The program has continued to evolve and adapt as things come up, McGinnis said. “We’re still making changes, and we’re still figuring it out. And poor Michael, he’s been through it all - the strict, then the not-so-strict, then back to the strict. We’ve given them things, then we’ve had to take them back away when we realized that wasn’t working. And Michael, he’s the one who just rolls with it and never has a problem with any of the changes.”
McGinnis says Mike has really excelled in the program. He worked at Epoxy for seven months before he took a higher-paying job doing construction work at Funk Construction, a company run by his cousin, Shane Funk. Mike’s mom, Lisa, who hadn’t wanted to be around him when he was using drugs, is also employed with the company and now happily works with him every day.
Mike has paid nearly $4,000 in restitution, along with $2,500 in fines from Arkansas tickets in the 9 months he’s been at ARC. He’s also saved enough money to purchase a vehicle, and has jumped through all the required hoops to legally get his driver’s license back after 13 years of having it suspended.
He has enrolled in college and is taking courses through Arkansas State University, where he is working toward an associate’s degree with hopes to eventually earn a bachelor’s degree in psychology to become a substance abuse counselor, helping others who are in the same dark place he found himself so many times. He’s also helping to organize hand-tailored meetings for those with drug and/or alcohol abuse issues, along with a chapter of the Drug Endangered Children’s Alliance.
Although the program is not faith-based and religion is not a required component, Mike says that his faith is stronger than it’s ever been. “I’m really putting effort into my relationship with God.” Mike has been preaching at Mission Square Church in Gainesville, and packing the house.
After his ARC graduation Saturday, Mike is welcome to stay at the ARC facility, or he can transition into other housing arrangements.
McGinnis has purchased several properties she is renovating to be available to ARC clients to rent upon graduation.
Although he might be moving out of the ARC center soon, he says he’ll always been involved with the program and will cherish the camaraderie he and the other ARC clients share.

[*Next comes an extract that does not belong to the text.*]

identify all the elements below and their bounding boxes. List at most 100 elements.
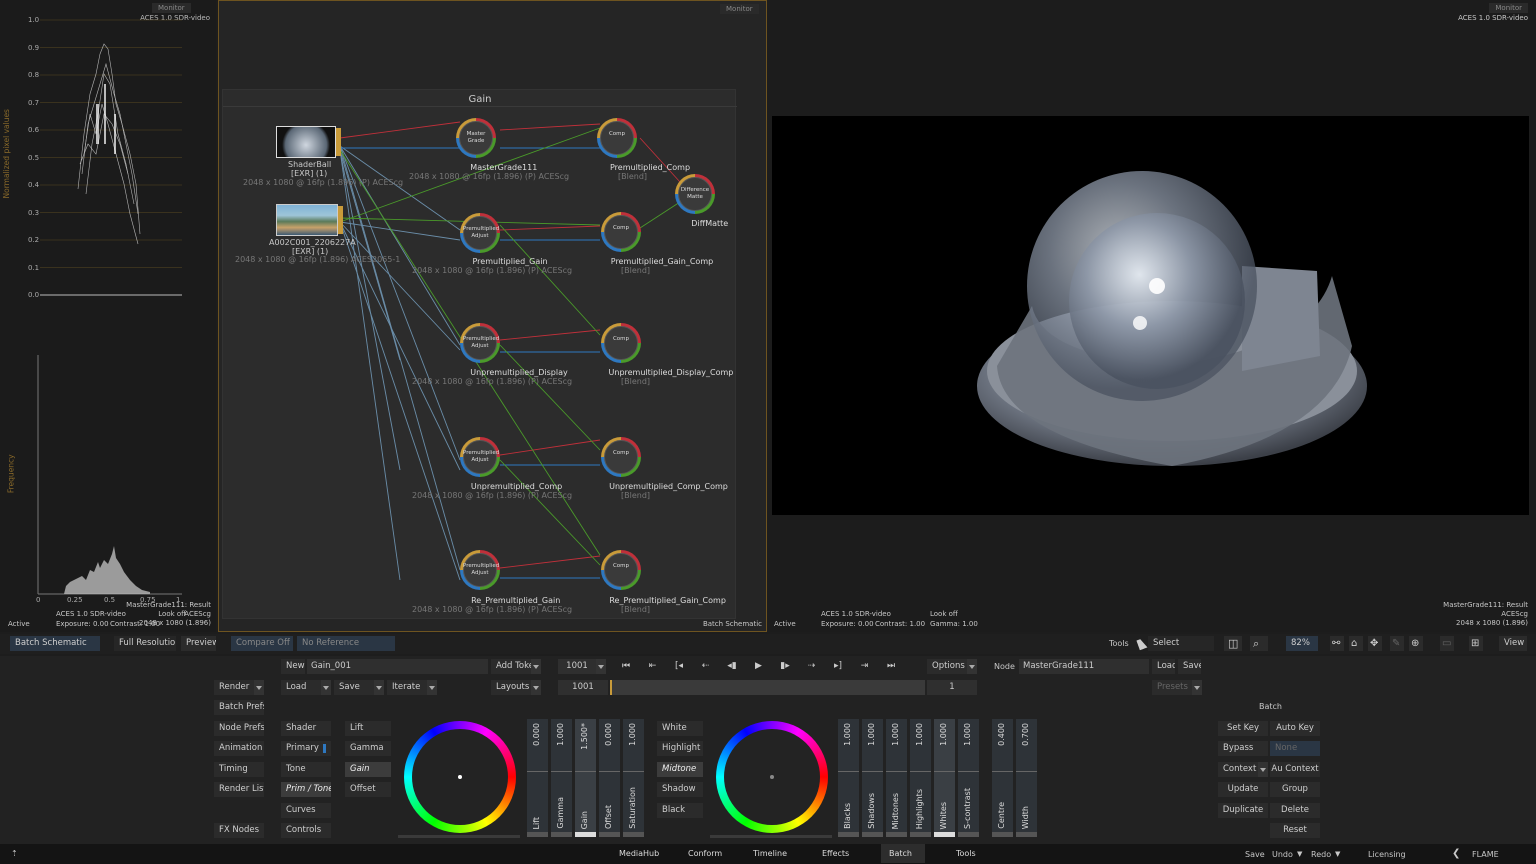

He says he hopes others out there who are going through dark times find the courage to get better. “If you’re ready to make a change, seek the help. It’s not always going to be easy. It’s easier to make the wrong decision than it is to make the right decision, but it’s worth it,” he said. “It took me 15 years to screw up my life, and only these 9 months at Action Recovery Center to put it back together. It goes to show if you put as much effort into your recovery as you did running around getting high and drunk, you can make something drastic happen.”